The tower features America's highest indoor swimming pool and highest indoor skating rink.
"Are you sure we're in the Sears Tower?" I say, wanting to give him one last out.
And he says, "What do you think I am, an idiot?"
I have nothing to say to this. I'm not sure of the answer yet. I go back to listening.
The John Hancock Center is the fourth tallest building in Chicago.
Hands up in surrender, I blurt, "Okay, I've heard enough."
I had reached that moment in the proverbial car trip in which the wife opens the door of the moving car so that she can get out to ask for directions. I pull out my map. I probably don't need to tell you what I see. There we are, in the heart of Michigan Avenue, at the John Hancock Center. The Sears Tower--which, ironically, is actually called the Willis Tower now--is all the way aaaaaacross town in the financial district.
We sheepishly go over to the woman ushering people into an elevator and tell her about our mistake. She listens, smiles, and says "Ha okay, just go ahead back in line. You're fine."
A stickler for the rules, and evidently not one to understand subtlety, I say "No, I don't think you understand," and then start to try to tell her again.
"No, I don't think you understand," she says, still smiling, "I'm trying to help you." Wink, wink. She nods and shoos us back into line. And I feel like I should tell you, in case you don't already know, this is how midwesterners are. They want to help you, despite yourself.

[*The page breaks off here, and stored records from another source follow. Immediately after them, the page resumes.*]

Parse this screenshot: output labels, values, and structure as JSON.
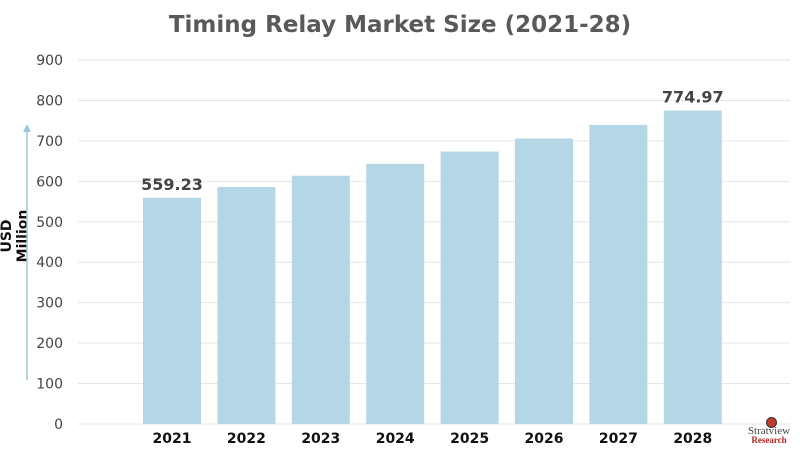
{
  "chart_data": {
    "type": "bar",
    "title": "Timing Relay Market Size (2021-28)",
    "xlabel": "",
    "ylabel": "USD Million",
    "categories": [
      "2021",
      "2022",
      "2023",
      "2024",
      "2025",
      "2026",
      "2027",
      "2028"
    ],
    "values": [
      559.23,
      585.9,
      613.8,
      643.1,
      673.7,
      705.8,
      739.5,
      774.97
    ],
    "data_labels": {
      "2021": "559.23",
      "2028": "774.97"
    },
    "ylim": [
      0,
      900
    ],
    "yticks": [
      0,
      100,
      200,
      300,
      400,
      500,
      600,
      700,
      800,
      900
    ],
    "grid": true,
    "bar_color": "#b5d7e5"
  },
  "logo": {
    "line1": "Stratview",
    "line2": "Research"
  }
}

So at the end of the day, this is a story about how we got to see both Sears Towers. And I gotta say, the John Hancock Center has a better view. Wink, wink.
Yes indeed, this is THE story about the day my husband learned some valuable wedding-day advice we were given by our friends' parents:
Learn and repeat the phrase "It turns out you were right" whenever applicable.
Back then I would have told you I knew it too. But today, on our anniversary, I'm pausing to reflect that I hadn't yet accepted the second part of that sage wisdom:
When your partner says "It turns out you were right," accept their admission and never speak of it again.
Never speaking of it again is the opposite of what I've done all these years. And so, as a gift to my husband, I agree today that I will no longer tell this embarrassing story at cocktail hours and dinner parties. The beauty of marriage is that he will likely tell me he doesn't need this gift. After twelve years together, nine of those years married, we've accepted each others broken records, our stories we tell each other--and tell others in front of each other--again and again. Our peccadillos and eccentricities make up the "we" that we are building. What a wonderful we it is.